In the definition of the node_task:

  • The target_entity_column specifies the IDs of the individuals for whom predictions are to be made.
  • The evaluation metric used to determine the best model is set to ROC AUC.

Compose a Dataset from GNNTables and a Task

Section titled “Compose a Dataset from GNNTables and a Task”

Construct a Dataset as follows:

from relationalai_gnns import Dataset
dataset = Dataset(
connector=connector,
dataset_name="smoking",
tables=[
people_table,
related_table,
],
task_description=node_task,
)

The .visualize_dataset() method is provided to help you inspect the connectivity between all your tables and the task.

from IPython.display import Image, display
graph = dataset.visualize_dataset()
plt = Image(graph.create_png())
display(plt)

link_task_schema

Once your Dataset is ready, you can proceed to train a model.
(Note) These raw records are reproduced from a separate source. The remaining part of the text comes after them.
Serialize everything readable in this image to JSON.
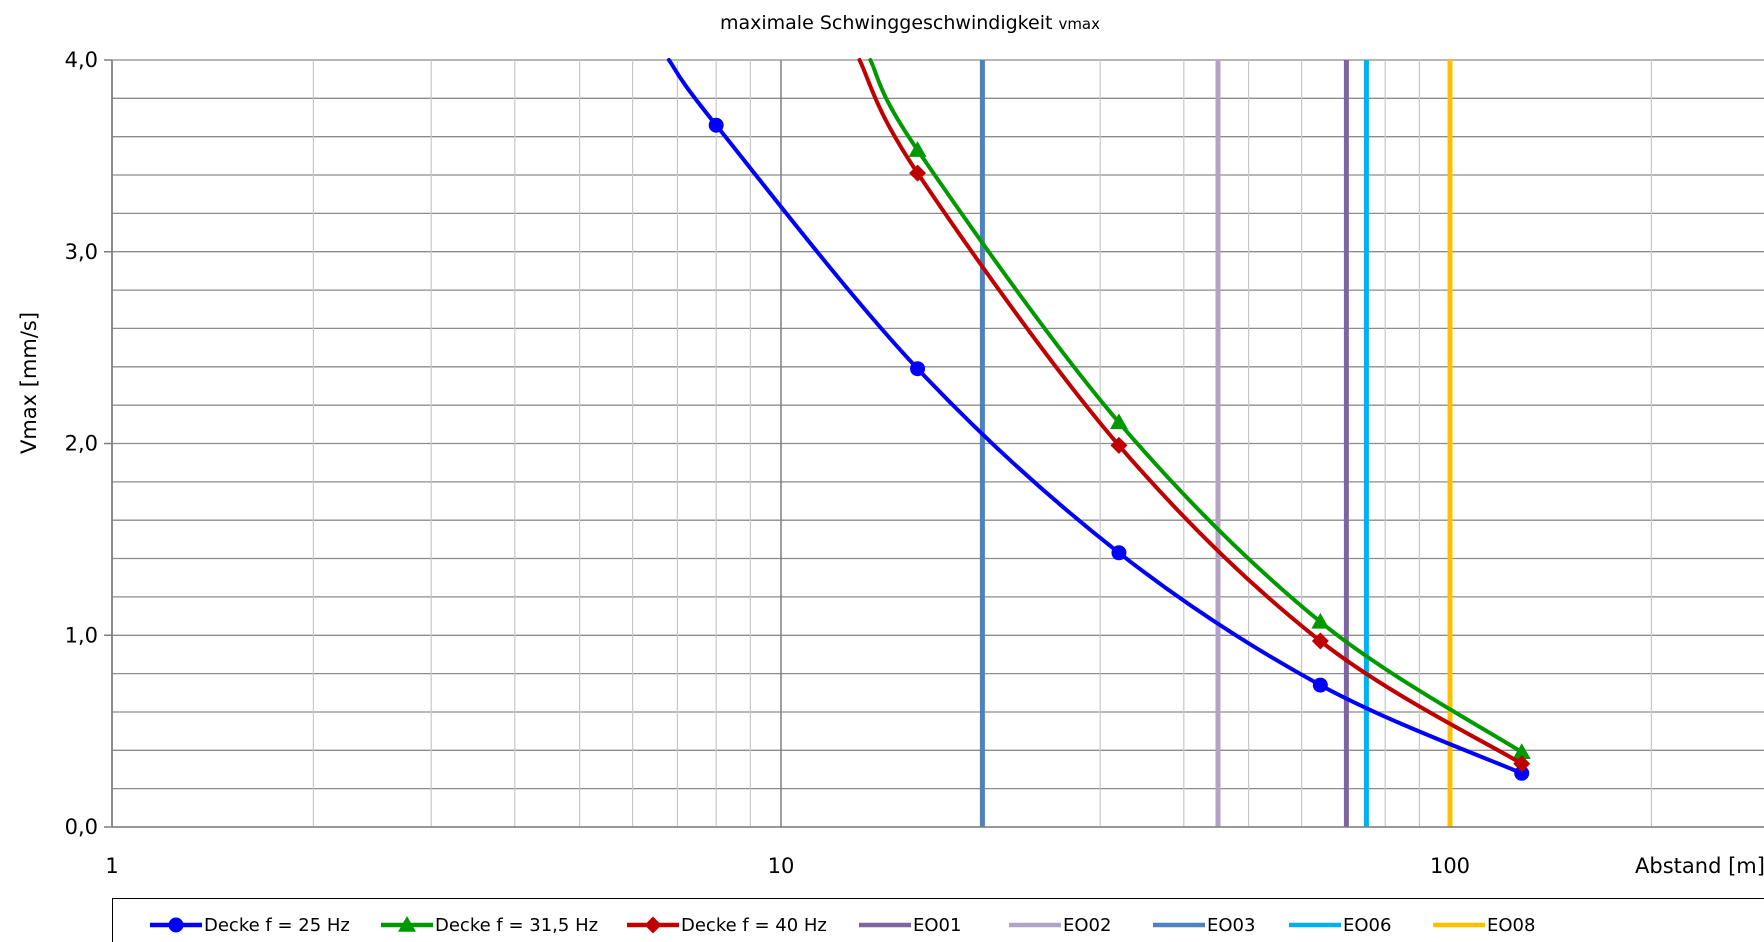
{
  "chart_data": {
    "type": "line",
    "title": "maximale Schwinggeschwindigkeit",
    "title_subscript": "vmax",
    "ylabel": "Vmax [mm/s]",
    "xlabel": "Abstand [m]",
    "x_scale": "log",
    "xlim": [
      1,
      200
    ],
    "ylim": [
      0,
      4
    ],
    "x_ticks": [
      {
        "value": 1,
        "label": "1"
      },
      {
        "value": 10,
        "label": "10"
      },
      {
        "value": 100,
        "label": "100"
      }
    ],
    "y_ticks": [
      {
        "value": 0,
        "label": "0,0"
      },
      {
        "value": 1,
        "label": "1,0"
      },
      {
        "value": 2,
        "label": "2,0"
      },
      {
        "value": 3,
        "label": "3,0"
      },
      {
        "value": 4,
        "label": "4,0"
      }
    ],
    "y_minor_step": 0.2,
    "grid": true,
    "legend_position": "bottom",
    "series": [
      {
        "name": "Decke f = 25 Hz",
        "color": "#0000ff",
        "marker": "circle",
        "points": [
          [
            8,
            3.66
          ],
          [
            16,
            2.39
          ],
          [
            32,
            1.43
          ],
          [
            64,
            0.74
          ],
          [
            128,
            0.28
          ]
        ],
        "curve_start": [
          6.8,
          4.0
        ]
      },
      {
        "name": "Decke f = 31,5 Hz",
        "color": "#009900",
        "marker": "triangle",
        "points": [
          [
            16,
            3.53
          ],
          [
            32,
            2.11
          ],
          [
            64,
            1.07
          ],
          [
            128,
            0.39
          ]
        ],
        "curve_start": [
          13.6,
          4.0
        ]
      },
      {
        "name": "Decke f = 40 Hz",
        "color": "#c00000",
        "marker": "diamond",
        "points": [
          [
            16,
            3.41
          ],
          [
            32,
            1.99
          ],
          [
            64,
            0.97
          ],
          [
            128,
            0.33
          ]
        ],
        "curve_start": [
          13.1,
          4.0
        ]
      }
    ],
    "vertical_lines": [
      {
        "name": "EO01",
        "x": 70,
        "color": "#8064a2"
      },
      {
        "name": "EO02",
        "x": 45,
        "color": "#b3a2c7"
      },
      {
        "name": "EO03",
        "x": 20,
        "color": "#4f81bd"
      },
      {
        "name": "EO06",
        "x": 75,
        "color": "#00b0f0"
      },
      {
        "name": "EO08",
        "x": 100,
        "color": "#ffc000"
      }
    ]
  },
  "legend": [
    {
      "label": "Decke f = 25 Hz",
      "color": "#0000ff",
      "marker": "circle"
    },
    {
      "label": "Decke f = 31,5 Hz",
      "color": "#009900",
      "marker": "triangle"
    },
    {
      "label": "Decke f = 40 Hz",
      "color": "#c00000",
      "marker": "diamond"
    },
    {
      "label": "EO01",
      "color": "#8064a2",
      "marker": "none"
    },
    {
      "label": "EO02",
      "color": "#b3a2c7",
      "marker": "none"
    },
    {
      "label": "EO03",
      "color": "#4f81bd",
      "marker": "none"
    },
    {
      "label": "EO06",
      "color": "#00b0f0",
      "marker": "none"
    },
    {
      "label": "EO08",
      "color": "#ffc000",
      "marker": "none"
    }
  ]
}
from relationalai_gnns import TrainerConfig, Trainer
trainer_config = TrainerConfig(connector=connector,
device="cuda",
n_epochs=15)
trainer = Trainer(connector=connector, config=trainer_config)
train_job = trainer.fit(dataset=dataset)

You can use get_status() to check the progress and performance of the training job:

train_job.get_status()

After training has finished it returns information such as:

{'job_id': '88fad2a7-e128-4171-88c8-180518363fba',
'status': 'COMPLETED',
'started_at': '2025-10-16T15:41:07.459188',
'finished_at': '2025-10-16T15:55:13.667735',
'updated_at': '2025-10-16T15:55:13.667739',
'experiment_name': 'smoking_binary_classification_smoking',
'job_type': 'train',
'model_run_id': 'e506d38321f2411fb86179a3cef94988',
'result': {'metrics': {'1': {'train_loss': 0.16520570157509146,
'val_loss': 0.032000904575371594,
'val_metrics': {'average_precision': 0.9992711360570745,
'accuracy': 0.9892252437147255,
'f1': 0.985252808988764,
'roc_auc': 0.9995749455160009},
'train_metrics': {'average_precision': 0.9721073764220794,
'accuracy': 0.9246480905505499,
'f1': 0.8925468678555099,
'roc_auc': 0.9816292750050081},
'tune_metric': 'roc_auc'},
...
'5': {'train_loss': 0.007102684612607561,
'val_loss': 0.006133774527536999,
'val_metrics': {'average_precision': 0.9999741820696594,
'accuracy': 0.9976911236531555,
'f1': 0.9968542467668647,
'roc_auc': 0.999984991413956},
'train_metrics': {'average_precision': 0.9999490578983604,
'accuracy': 0.9976913457530381,
'f1': 0.9968561697668326,
'roc_auc': 0.9999706709683405},
'tune_metric': 'roc_auc'},
...
}
'best_epoch': 5}
}

Once the model is trained, you can generate batch predictions using the predict() method:

from relationalai_gnns import OutputConfig
inference_job = trainer.predict(
output_alias="experiment_1",
output_config=OutputConfig.snowflake(
database_name="SMOKERS_DB",
schema_name="PUBLIC"
),
dataset=dataset,
model_run_id=train_job.model_run_id,
)

Below are the first five rows of the predictions table (SMOKERS_DB.PUBLIC.PREDICTIONS_EXPERIMENT_1) on the test data:

IdsmokingPROBSPREDICTED_LABELS
3024900.0000450
1843610.9999441
2781600.0000500
1594100.0001320
753500.0000400

As expected, the model achieves near-perfect results due to the simplicity of the dataset and the clear distinction between smokers and non-smokers.